By Brandon Lemons
In 1 Thessalonians 5:18, the apostle Paul exhorts us to “give thanks in all circumstances, for this is God’s will for you in Christ Jesus.” Of all the years when this continual gratitude is most difficult, 2020 is probably that year. But…of all the years when this continual gratitude is most needed, 2020 is probably also that year.
Gratitude should have two components: what we’re thankful for, and who we’re thankful to. True gratitude requires a recipient. Ultimately, our gratitude should go to God, for every good gift comes from Him (James 1:17). Part of the power of gratitude is that it turns our eyes to God. This is especially valuable when our circumstances feel less-than-ideal. Paul says “give thanks in all circumstances,” not “for all circumstances.” Regardless of our circumstances, we can still find blessings and reasons to give thanks and praise to God. I think of Matthew Henry, who was a pastor in London about 300 years ago. One night, he was robbed in a violent manner. Yet as he reflected on this incident, he couldn’t help but be thankful. He wrote in his diary: “Let me be thankful, first, because I was never robbed before; second, because although they took my purse, they did not take my life; third, because although they took my all, it was not much; and fourth, because it was I who was robbed, not I who robbed.” Maybe it feels like you have been robbed of your 2020. You want a refund. You want a do-over. But even if 2020 has absolutely stunk for you, giving thanks to God is a powerful way to change your perspective.
In addition, gratitude is actually good for your health. Psychology professor Robert Emmons says: "Clinical trials indicate that the practice of gratitude can have dramatic and lasting effects in a person's life. It can lower blood pressure, improve immune function, and facilitate more efficient sleep." One study from the School of Medicine at the University of California – San Diego found that people who were more grateful had better heart health, specifically less inflammation and healthier heart rhythms. They showed a better well-being, a less depressed mood, less fatigue, and they slept better. Gratitude has the opposite effect of stress.
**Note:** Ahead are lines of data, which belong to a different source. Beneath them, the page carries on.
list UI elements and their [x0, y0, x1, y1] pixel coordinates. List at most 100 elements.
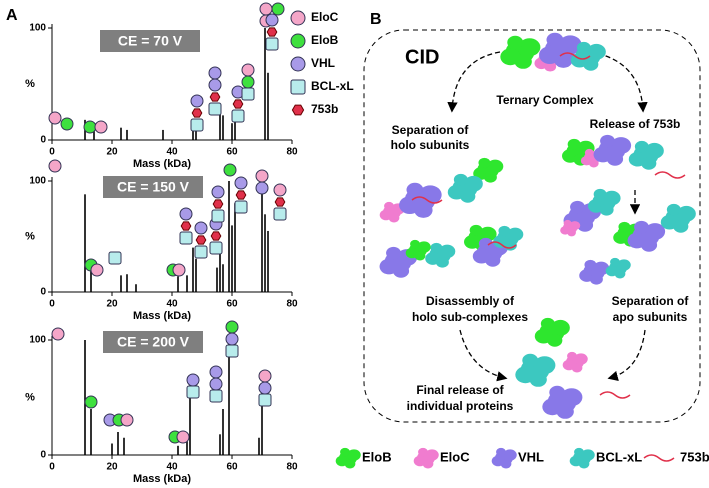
protein-part [469, 224, 483, 236]
x-tick-label: 0 [49, 299, 55, 310]
protein-part [554, 52, 573, 68]
glyph [208, 66, 222, 80]
y-tick-label: 100 [29, 23, 46, 34]
ligand [599, 391, 631, 399]
glyph [186, 373, 200, 387]
glyph [209, 92, 221, 102]
glyph [195, 235, 207, 245]
glyph [255, 181, 269, 195]
protein-part [589, 273, 603, 285]
step-label: Final release of [416, 383, 504, 397]
x-tick-label: 0 [49, 462, 55, 473]
protein-part [425, 449, 439, 461]
glyph [266, 27, 278, 37]
step-label: apo subunits [613, 310, 688, 324]
ligand [654, 171, 686, 179]
protein-part [435, 256, 449, 268]
protein-part [600, 134, 615, 148]
x-tick-label: 40 [166, 462, 178, 473]
protein [627, 220, 666, 252]
protein-part [641, 157, 657, 170]
glyph [186, 385, 200, 399]
legend-label: 753b [311, 102, 338, 116]
protein-part [392, 264, 410, 278]
glyph [210, 231, 222, 241]
annotation: CE = 150 V [117, 179, 190, 195]
protein-part [406, 182, 424, 197]
protein-part [453, 173, 468, 186]
protein [593, 134, 632, 166]
protein-part [586, 43, 606, 60]
glyph [211, 209, 225, 223]
protein-part [550, 319, 570, 336]
protein [570, 41, 606, 71]
protein-part [618, 221, 631, 232]
protein-part [584, 148, 594, 157]
protein [628, 140, 664, 170]
x-tick-label: 20 [106, 462, 118, 473]
glyph [179, 207, 193, 221]
protein-part [614, 269, 626, 279]
protein-part [460, 190, 476, 203]
step-label: Separation of [612, 294, 690, 308]
protein-part [478, 157, 491, 168]
y-tick-label: 0 [40, 450, 46, 461]
protein-part [576, 41, 591, 54]
legend-label: EloC [440, 449, 470, 464]
x-tick-label: 20 [106, 147, 118, 158]
legend-label: BCL-xL [311, 79, 354, 93]
glyph [258, 369, 272, 383]
glyph [225, 320, 239, 334]
glyph [108, 251, 122, 265]
glyph [209, 389, 223, 403]
glyph [290, 79, 306, 95]
protein [493, 225, 524, 251]
legend-label: BCL-xL [596, 449, 642, 464]
protein-part [574, 353, 588, 365]
protein-part [485, 254, 501, 267]
glyph [290, 33, 306, 49]
glyph [265, 13, 279, 27]
protein-part [518, 38, 541, 57]
x-tick-label: 60 [226, 462, 238, 473]
step-label: Release of 753b [590, 117, 681, 131]
glyph [225, 344, 239, 358]
annotation-box [103, 331, 203, 353]
protein [473, 157, 504, 183]
protein-part [507, 35, 524, 50]
protein-part [556, 404, 574, 419]
annotation: CE = 200 V [117, 334, 190, 350]
protein-part [563, 219, 572, 227]
protein-part [347, 449, 361, 461]
protein-part [558, 35, 582, 55]
glyph [179, 231, 193, 245]
panel-label: B [370, 11, 382, 28]
glyph [212, 199, 224, 209]
protein-part [463, 175, 483, 192]
glyph [234, 176, 248, 190]
glyph [83, 120, 97, 134]
glyph [172, 263, 186, 277]
glyph [290, 10, 306, 26]
protein [379, 246, 418, 278]
protein-part [340, 447, 350, 457]
protein [605, 257, 631, 279]
protein-part [522, 353, 539, 367]
protein [539, 32, 582, 68]
glyph [208, 78, 222, 92]
protein-part [584, 259, 597, 270]
annotation-box [103, 176, 203, 198]
glyph [273, 207, 287, 221]
glyph [232, 99, 244, 109]
x-tick-label: 60 [226, 299, 238, 310]
step-label: individual proteins [407, 399, 514, 413]
protein-part [676, 205, 696, 222]
glyph [223, 163, 237, 177]
glyph [265, 37, 279, 51]
x-axis-label: Mass (kDa) [133, 158, 191, 170]
protein-part [414, 251, 426, 261]
glyph [211, 185, 225, 199]
x-axis-label: Mass (kDa) [133, 310, 191, 322]
protein-part [593, 188, 607, 200]
glyph [209, 241, 223, 255]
Another study found that gratitude can boost your immune system. Stressed-out law students who characterized themselves as optimistic had more disease-fighting cells in their bodies. And in another study, people who keep a gratitude journal have a reduced dietary fat intake – as much as 25% lower. Stress hormones like cortisol are 23% lower in grateful people. And having a daily gratitude practice could actually reduce the effects of aging to the brain. (Adapted from Lauren Dunn, "Be thankful: Science says gratitude is good for your health," TODAY 5-12-17.)
So this Thanksgiving season, let’s be intentional to give thanks to God for big things (like His love and grace through Jesus, and like the hope of eternal life) and for smaller things (like friends and fresh fruit and toilet paper and toothpaste and beautiful music and blue skies). Our Thanksgiving activities may be different this year, but our heart can still fill with gratitude to God – which is powerful spiritually, emotionally, mentally, physically, and relationally!